Not surprising, inflation is taking its toll on consumers, especially in hardest hit cohorts including lowerincome households, rural populations, non-white and older populations and those in less-than-good health:

  • In an NBC News survey conducted March 18-22, 71% of U.S. adults said they felt the country is headed in the wrong direction versus 22% who think it’s heading in the right direction. In the same survey, 83% were concerned they would see rising costs for goods and services like gas as a result of Russia’s invasion of Ukraine, and 62% said they believe their family income is falling behind their costs of living.
  • Among consumers responding to a Ipsos poll published March 24, 42% cited inflation as their biggest worry, 40% said wages are rising faster than they have in more than a decade and 94% said their costs of food, gas and housing had gone up in 2021.
  • In the Kaiser Family Foundation’s March 2022 Tracking Poll, 55% of Americans said inflation was their top concern.
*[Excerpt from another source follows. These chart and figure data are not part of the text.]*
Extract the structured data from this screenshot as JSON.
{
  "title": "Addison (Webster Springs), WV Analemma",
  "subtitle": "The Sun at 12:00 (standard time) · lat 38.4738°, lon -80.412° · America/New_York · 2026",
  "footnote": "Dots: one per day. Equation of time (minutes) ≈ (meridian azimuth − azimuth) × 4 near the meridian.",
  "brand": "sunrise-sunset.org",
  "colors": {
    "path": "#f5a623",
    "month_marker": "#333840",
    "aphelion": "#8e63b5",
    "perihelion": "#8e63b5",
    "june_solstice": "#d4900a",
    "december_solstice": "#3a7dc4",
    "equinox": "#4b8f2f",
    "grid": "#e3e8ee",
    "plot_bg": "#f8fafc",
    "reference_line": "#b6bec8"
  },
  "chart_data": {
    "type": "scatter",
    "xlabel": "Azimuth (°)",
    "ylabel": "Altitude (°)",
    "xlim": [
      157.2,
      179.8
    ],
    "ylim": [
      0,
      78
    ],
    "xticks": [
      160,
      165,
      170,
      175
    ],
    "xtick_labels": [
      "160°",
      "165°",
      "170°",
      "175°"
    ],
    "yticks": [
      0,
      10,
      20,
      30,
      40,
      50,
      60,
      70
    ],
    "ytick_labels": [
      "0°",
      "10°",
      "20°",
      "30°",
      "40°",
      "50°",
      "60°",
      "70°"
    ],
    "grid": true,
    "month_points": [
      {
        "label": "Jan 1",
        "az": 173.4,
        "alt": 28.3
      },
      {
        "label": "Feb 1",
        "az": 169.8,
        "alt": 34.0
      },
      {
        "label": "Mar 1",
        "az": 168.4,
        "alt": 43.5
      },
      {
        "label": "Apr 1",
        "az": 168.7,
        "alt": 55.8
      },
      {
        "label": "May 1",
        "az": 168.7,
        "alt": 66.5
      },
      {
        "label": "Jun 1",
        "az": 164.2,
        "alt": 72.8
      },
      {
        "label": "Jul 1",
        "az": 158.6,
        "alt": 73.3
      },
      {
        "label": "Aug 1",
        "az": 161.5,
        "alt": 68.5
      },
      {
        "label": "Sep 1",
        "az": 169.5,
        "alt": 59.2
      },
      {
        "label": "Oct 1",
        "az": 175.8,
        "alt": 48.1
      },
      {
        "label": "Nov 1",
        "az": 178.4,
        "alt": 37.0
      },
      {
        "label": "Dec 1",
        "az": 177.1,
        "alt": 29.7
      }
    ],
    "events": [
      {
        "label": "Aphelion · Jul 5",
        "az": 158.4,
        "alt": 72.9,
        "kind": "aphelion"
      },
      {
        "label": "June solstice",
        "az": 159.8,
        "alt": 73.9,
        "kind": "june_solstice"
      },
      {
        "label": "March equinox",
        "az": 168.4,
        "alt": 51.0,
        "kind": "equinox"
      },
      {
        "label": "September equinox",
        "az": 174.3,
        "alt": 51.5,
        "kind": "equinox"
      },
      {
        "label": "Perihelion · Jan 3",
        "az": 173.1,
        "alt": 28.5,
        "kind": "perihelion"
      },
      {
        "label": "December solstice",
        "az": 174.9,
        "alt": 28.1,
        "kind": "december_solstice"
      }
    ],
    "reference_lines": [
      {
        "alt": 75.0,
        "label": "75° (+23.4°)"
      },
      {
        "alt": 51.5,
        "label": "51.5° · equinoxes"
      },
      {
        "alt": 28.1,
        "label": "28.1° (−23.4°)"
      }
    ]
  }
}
In addition, 71% of respondents said they were “very or somewhat worried” about being able to afford gasoline or other transportation costs. Other areas where respondent expressed these levels of concern were as follows:
    • Unexpected medical bills (58%)
    • Monthly utilities (50%)
    • Food (47%)
    • Long-term care services (45%) 
    • Health insurance deductible (44%)
    • Rent/mortgage (43%)
    • Prescription drugs (43%)
    • Health insurance premiums (36%)
  • In the March 2022 University of Michigan Survey of Consumers, 32% of surveyed adults said they anticipate their finances will worsen over the next 12 months — the largest recorded share since the survey started in the mid1940s. Consumer sentiment sank to 59.4 in March from 62.8 in February — down from a year-ago reading of 84.9 and the most pessimistic sentiment in 11 years.

In its March analysis, Morning Consult reported that, between Jan. 23 and Feb. 22, consumer confidence dropped 7% for those earning more than $100,000 — a much larger dip than for those earning between $50,000 and $99,900.